Not everything would change, of course. Take the weekly audience with the prime minister, at which the monarch exercises the royal right to “advise and warn” in private. Downing Street can be a lonely place, and the value of being able to chew things over in strict confidence with someone outside the eye of the storm means the ritual will probably endure even if a future monarch took it upon himself to “advise and warn” publicly too. But the royal relationship with parliament is a trickier matter altogether.

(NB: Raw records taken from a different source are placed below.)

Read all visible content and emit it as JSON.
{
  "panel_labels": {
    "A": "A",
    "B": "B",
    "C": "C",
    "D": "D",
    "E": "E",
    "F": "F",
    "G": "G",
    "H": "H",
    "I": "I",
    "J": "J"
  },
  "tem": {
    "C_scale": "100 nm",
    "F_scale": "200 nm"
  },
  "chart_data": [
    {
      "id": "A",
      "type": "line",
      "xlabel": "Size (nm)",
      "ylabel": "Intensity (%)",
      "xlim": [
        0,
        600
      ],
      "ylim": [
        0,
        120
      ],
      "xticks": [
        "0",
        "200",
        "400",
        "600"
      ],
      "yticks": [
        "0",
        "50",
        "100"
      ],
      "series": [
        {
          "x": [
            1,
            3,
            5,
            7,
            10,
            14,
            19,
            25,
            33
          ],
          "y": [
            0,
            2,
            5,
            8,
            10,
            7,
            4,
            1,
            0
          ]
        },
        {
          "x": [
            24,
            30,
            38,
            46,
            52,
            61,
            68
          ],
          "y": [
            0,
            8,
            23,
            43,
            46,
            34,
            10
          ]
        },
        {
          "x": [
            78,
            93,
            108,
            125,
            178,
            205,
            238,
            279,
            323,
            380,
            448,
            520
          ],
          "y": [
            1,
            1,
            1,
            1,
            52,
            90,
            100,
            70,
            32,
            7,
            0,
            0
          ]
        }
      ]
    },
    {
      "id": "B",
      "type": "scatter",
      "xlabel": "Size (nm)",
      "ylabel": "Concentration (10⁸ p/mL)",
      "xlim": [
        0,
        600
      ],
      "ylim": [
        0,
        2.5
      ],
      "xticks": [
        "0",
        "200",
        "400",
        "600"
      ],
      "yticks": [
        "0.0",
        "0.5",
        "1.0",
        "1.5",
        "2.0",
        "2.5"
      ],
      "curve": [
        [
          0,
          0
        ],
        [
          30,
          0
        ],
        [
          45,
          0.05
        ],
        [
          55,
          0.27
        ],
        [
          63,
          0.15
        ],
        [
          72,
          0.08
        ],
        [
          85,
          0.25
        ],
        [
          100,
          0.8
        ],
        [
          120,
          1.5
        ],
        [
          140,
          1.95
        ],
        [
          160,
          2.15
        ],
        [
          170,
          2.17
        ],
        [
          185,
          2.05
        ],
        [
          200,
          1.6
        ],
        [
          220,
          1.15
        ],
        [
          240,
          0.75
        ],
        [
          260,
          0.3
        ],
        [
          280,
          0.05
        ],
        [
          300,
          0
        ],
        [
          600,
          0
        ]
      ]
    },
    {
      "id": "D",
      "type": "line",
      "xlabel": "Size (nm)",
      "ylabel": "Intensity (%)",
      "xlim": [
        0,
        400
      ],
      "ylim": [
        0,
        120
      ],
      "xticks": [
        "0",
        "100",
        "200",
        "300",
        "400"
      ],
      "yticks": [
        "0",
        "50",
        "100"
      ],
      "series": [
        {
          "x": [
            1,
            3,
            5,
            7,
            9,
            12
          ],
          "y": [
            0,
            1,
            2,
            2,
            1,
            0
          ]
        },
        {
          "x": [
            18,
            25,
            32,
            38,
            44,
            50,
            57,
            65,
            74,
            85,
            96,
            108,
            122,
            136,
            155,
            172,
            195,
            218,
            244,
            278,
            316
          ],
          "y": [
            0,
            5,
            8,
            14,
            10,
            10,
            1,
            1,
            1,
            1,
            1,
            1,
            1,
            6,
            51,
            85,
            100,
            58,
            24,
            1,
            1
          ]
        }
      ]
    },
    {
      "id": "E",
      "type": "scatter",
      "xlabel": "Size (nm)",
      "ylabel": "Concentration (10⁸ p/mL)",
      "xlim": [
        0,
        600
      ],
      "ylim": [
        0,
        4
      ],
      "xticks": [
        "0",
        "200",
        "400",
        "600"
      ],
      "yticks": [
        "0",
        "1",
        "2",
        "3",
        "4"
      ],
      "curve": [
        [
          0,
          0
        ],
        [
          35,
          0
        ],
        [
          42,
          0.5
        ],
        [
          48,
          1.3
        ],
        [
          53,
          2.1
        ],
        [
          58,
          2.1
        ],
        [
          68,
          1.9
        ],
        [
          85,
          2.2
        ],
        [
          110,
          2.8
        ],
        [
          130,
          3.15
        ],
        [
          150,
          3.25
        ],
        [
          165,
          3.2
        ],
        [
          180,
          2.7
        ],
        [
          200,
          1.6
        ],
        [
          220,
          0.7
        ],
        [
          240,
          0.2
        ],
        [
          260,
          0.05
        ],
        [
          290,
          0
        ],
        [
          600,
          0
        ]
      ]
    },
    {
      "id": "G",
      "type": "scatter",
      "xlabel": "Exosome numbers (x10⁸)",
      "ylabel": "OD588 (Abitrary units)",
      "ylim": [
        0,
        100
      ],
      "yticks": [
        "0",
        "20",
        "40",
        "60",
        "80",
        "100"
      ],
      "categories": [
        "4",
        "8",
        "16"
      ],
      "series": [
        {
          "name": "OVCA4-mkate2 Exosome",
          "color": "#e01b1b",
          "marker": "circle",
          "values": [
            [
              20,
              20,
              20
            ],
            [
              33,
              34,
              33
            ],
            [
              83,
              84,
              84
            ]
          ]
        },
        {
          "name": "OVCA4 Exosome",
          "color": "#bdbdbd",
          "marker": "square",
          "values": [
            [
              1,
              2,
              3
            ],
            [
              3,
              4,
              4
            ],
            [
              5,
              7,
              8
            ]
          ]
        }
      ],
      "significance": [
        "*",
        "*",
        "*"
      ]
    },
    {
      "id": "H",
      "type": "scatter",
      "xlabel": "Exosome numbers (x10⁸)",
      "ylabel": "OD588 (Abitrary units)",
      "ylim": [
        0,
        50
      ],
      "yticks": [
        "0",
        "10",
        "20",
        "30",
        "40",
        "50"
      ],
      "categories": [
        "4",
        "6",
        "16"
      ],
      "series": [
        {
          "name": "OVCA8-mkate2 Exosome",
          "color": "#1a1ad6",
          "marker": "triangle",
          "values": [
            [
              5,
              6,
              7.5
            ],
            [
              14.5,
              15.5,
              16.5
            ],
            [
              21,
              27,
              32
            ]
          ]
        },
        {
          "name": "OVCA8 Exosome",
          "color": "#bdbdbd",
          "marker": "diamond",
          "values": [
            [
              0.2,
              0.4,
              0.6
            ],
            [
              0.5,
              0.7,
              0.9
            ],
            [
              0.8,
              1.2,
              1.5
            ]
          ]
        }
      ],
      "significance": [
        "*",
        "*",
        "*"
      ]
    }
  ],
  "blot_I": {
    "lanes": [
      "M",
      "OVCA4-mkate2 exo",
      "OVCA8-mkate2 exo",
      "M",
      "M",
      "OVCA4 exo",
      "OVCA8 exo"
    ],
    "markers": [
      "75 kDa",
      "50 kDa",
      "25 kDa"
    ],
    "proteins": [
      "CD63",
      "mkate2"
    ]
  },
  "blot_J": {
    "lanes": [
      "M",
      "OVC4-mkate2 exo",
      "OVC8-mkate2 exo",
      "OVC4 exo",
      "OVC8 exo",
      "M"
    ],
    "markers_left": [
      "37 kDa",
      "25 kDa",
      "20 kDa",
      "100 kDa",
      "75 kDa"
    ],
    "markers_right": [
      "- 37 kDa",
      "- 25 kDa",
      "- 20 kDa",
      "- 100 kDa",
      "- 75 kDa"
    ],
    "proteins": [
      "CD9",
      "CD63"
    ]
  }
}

One couldn’t blame the Queen for occasionally approaching the Queen’s speech with all the enthusiasm of a hostage reciting a propaganda statement written by her captors. But what keeps things just this side of plausible is that when she reads out “my government’s” legislative plans with a commendably poker face, we can’t be sure if she thinks it populist nonsense or pitifully thin gruel; we don’t know enough about her private views on austerity, or immigration, or Iraq. But few would doubt how King Charles III felt about, say, announcing plans to scrap all climate change targets because “my government” doesn’t believe in global warming. What then?

It would be wrong for a democratically elected government to ditch a manifesto promise – even a stupid promise – to avoid embarrassing an unelected king. But repeatedly forcing him to read a king’s speech contradicting his public wishes would render him an oddly weakened, powerless figure: healthy for democracy maybe, but altogether less comfortable for him. I wonder whether both sides wouldn’t begin to ask if parliament really needs a state opening at all, if unromantically bunging the year’s legislative plans out by press release might be easier all round.

And where it gets really awkward is with the monarch’s historic powers to choose the prime minister and to refuse a government’s request to dissolve parliament and call an election. We’ve traditionally fudged the blatantly undemocratic nature of all this via a tacit agreement that the Queen can keep her ancient powers so long as she doesn’t actually use them, or not outside of some unimaginable emergency. Our unwritten constitution is built on a deep and peculiarly British desire to avoid any awkwardness; an acceptance that republics too have flaws; and crucially, on faith in the monarch being uniquely capable of acting in the public interest rather than her own. Were she to start forcibly expressing her own interests like any other politician, that faith would evaporate faster than mist over Balmoral.


The reason the Queen refused to speak out on Scottish independence, despite the importance of what was at stake, was surely that the monarch cannot be both in the fray and above it. You can’t be “true to your own beliefs” without people who hold radically opposed beliefs concluding – not unreasonably – that you don’t act in their interests; you cannot be partial, yet still somehow claim to be the impartial power of last resort when it suits you. All of which means that if Prince Charles chooses to be a very different kind of monarch, his subjects may quite logically choose to have a new relationship with him. Speak up, Your Highness, by all means. Just don’t expect the crowd to stay silent.